"State law requires that all new legislation be evaluated to determine its financial impact. For a time, these evaluations were performed for the state assembly by a professional actuary named Jonathan Schwartz. Last year, Schwartz found that a piece of bipartisan legislation allowing city workers to retire early with full pension benefits would impose no new costs. His declaration was greeted with disbelief. Reporters at the New York Times got on the case, and discovered that Schwartz did not work for the Assembly, as was generally believed, but rather for District Council 37 of the Service Employees Union.
Confronted by a reporter, Schwartz replied candidly that he regularly skewed his evaluations to satisfy his union employers.

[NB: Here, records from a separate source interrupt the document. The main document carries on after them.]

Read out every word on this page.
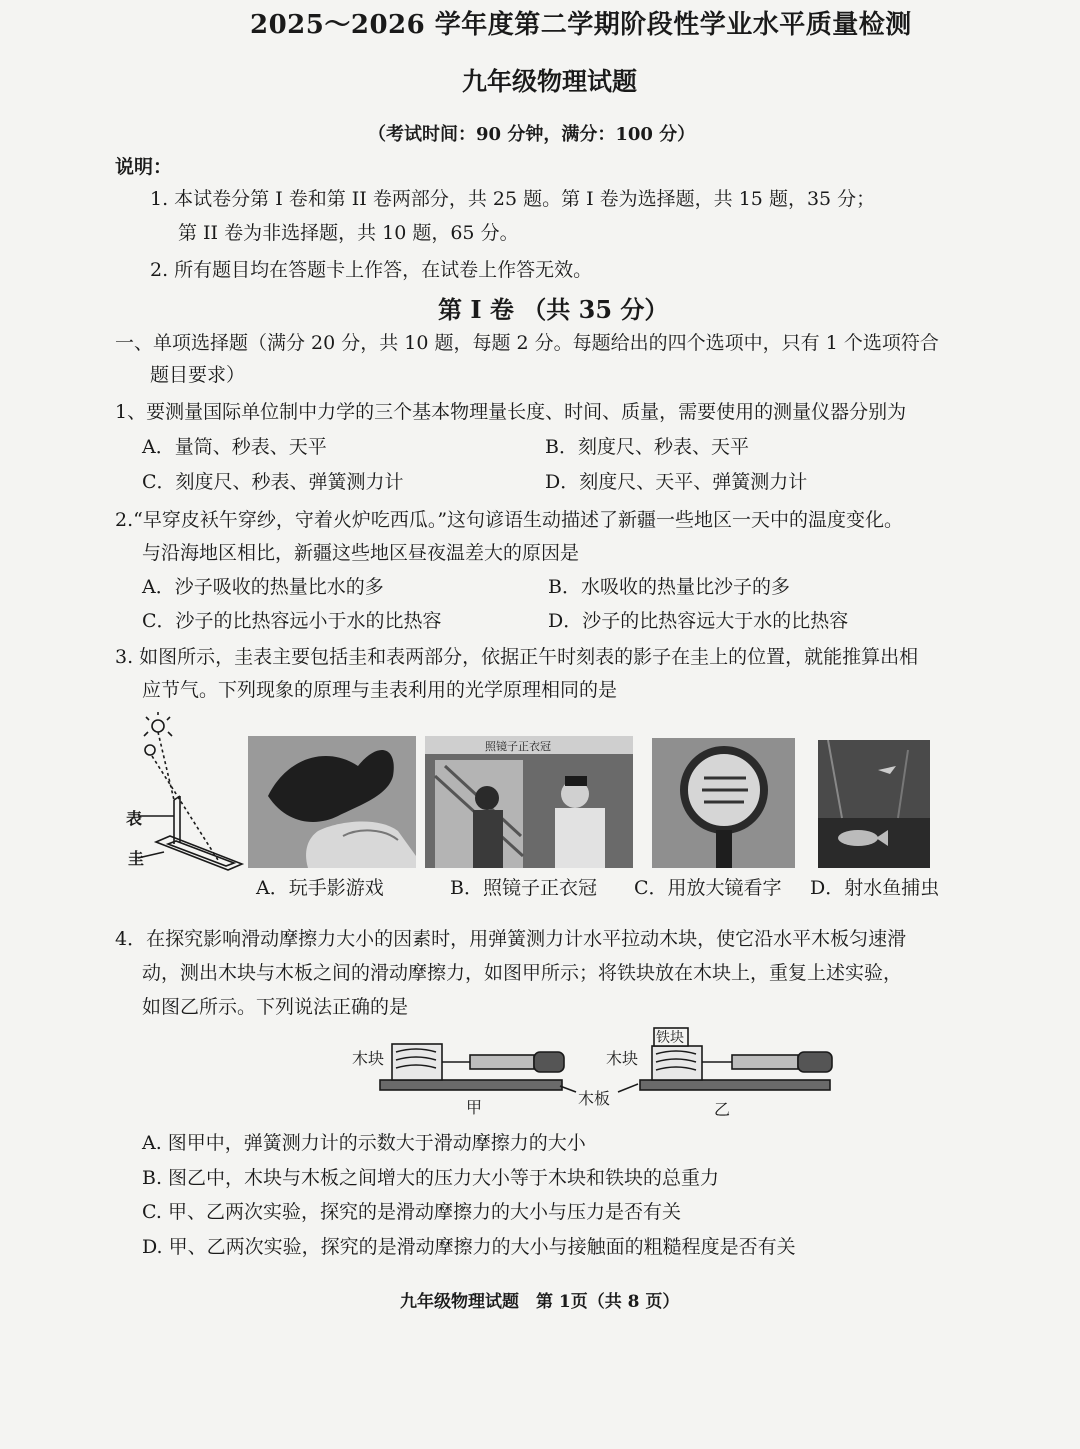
2025～2026 学年度第二学期阶段性学业水平质量检测
九年级物理试题
（考试时间：90 分钟，满分：100 分）
说明：
1. 本试卷分第 I 卷和第 II 卷两部分，共 25 题。第 I 卷为选择题，共 15 题，35 分；
第 II 卷为非选择题，共 10 题，65 分。
2. 所有题目均在答题卡上作答，在试卷上作答无效。
第 I 卷 （共 35 分）
一、单项选择题（满分 20 分，共 10 题，每题 2 分。每题给出的四个选项中，只有 1 个选项符合
题目要求）
1、要测量国际单位制中力学的三个基本物理量长度、时间、质量，需要使用的测量仪器分别为
A．量筒、秒表、天平	B．刻度尺、秒表、天平
C．刻度尺、秒表、弹簧测力计	D．刻度尺、天平、弹簧测力计
2.“早穿皮袄午穿纱，守着火炉吃西瓜。”这句谚语生动描述了新疆一些地区一天中的温度变化。
与沿海地区相比，新疆这些地区昼夜温差大的原因是
A．沙子吸收的热量比水的多	B．水吸收的热量比沙子的多
C．沙子的比热容远小于水的比热容	D．沙子的比热容远大于水的比热容
3. 如图所示，圭表主要包括圭和表两部分，依据正午时刻表的影子在圭上的位置，就能推算出相
应节气。下列现象的原理与圭表利用的光学原理相同的是
表
圭
照镜子正衣冠
A．玩手影游戏	B．照镜子正衣冠 C．用放大镜看字 D．射水鱼捕虫
4．在探究影响滑动摩擦力大小的因素时，用弹簧测力计水平拉动木块，使它沿水平木板匀速滑
动，测出木块与木板之间的滑动摩擦力，如图甲所示；将铁块放在木块上，重复上述实验，
如图乙所示。下列说法正确的是
木块	木块
铁块
木板
甲	乙
A. 图甲中，弹簧测力计的示数大于滑动摩擦力的大小
B. 图乙中，木块与木板之间增大的压力大小等于木块和铁块的总重力
C. 甲、乙两次实验，探究的是滑动摩擦力的大小与压力是否有关
D. 甲、乙两次实验，探究的是滑动摩擦力的大小与接触面的粗糙程度是否有关
九年级物理试题　第 1页（共 8 页）
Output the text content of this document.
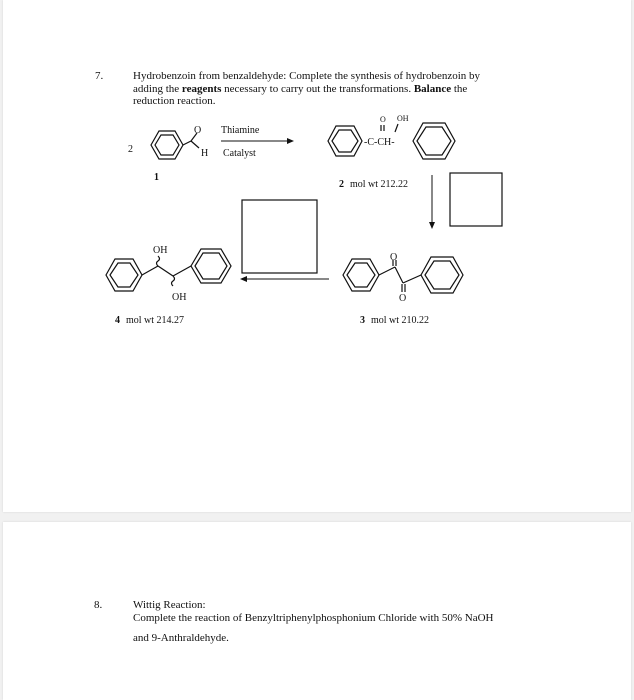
7.	Hydrobenzoin from benzaldehyde: Complete the synthesis of hydrobenzoin by
adding the reagents necessary to carry out the transformations. Balance the
reduction reaction.
2
O
H
1
Thiamine
Catalyst
O OH
-C-CH-
2 mol wt 212.22
O
O
3 mol wt 210.22
OH
OH
4 mol wt 214.27
8.	Wittig Reaction:
Complete the reaction of Benzyltriphenylphosphonium Chloride with 50% NaOH
and 9-Anthraldehyde.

He described his supposedly actuarial evaluations as "a step above voodoo." When Schwartz was told that the legislators sponsoring the early-retirement bill were unaware of his affiliations, he replied, "The Legislature knows full well I'm being paid by the unions. If they choose not to disclose that, that's on them, not me." When asked which unions he had worked for, he replied, "How many unions are there?" His client list included the teachers, firefighters, detectives, correction officers, and bridge and tunnel officers. New York State has the highest per-employee pension costs in the country for a reason.
Jonathan Schwartz is now gone, but, with Wall Street in shambles and 146,000 private-sector jobs having been lost in the city since last August, the public-sector unions still surge ahead."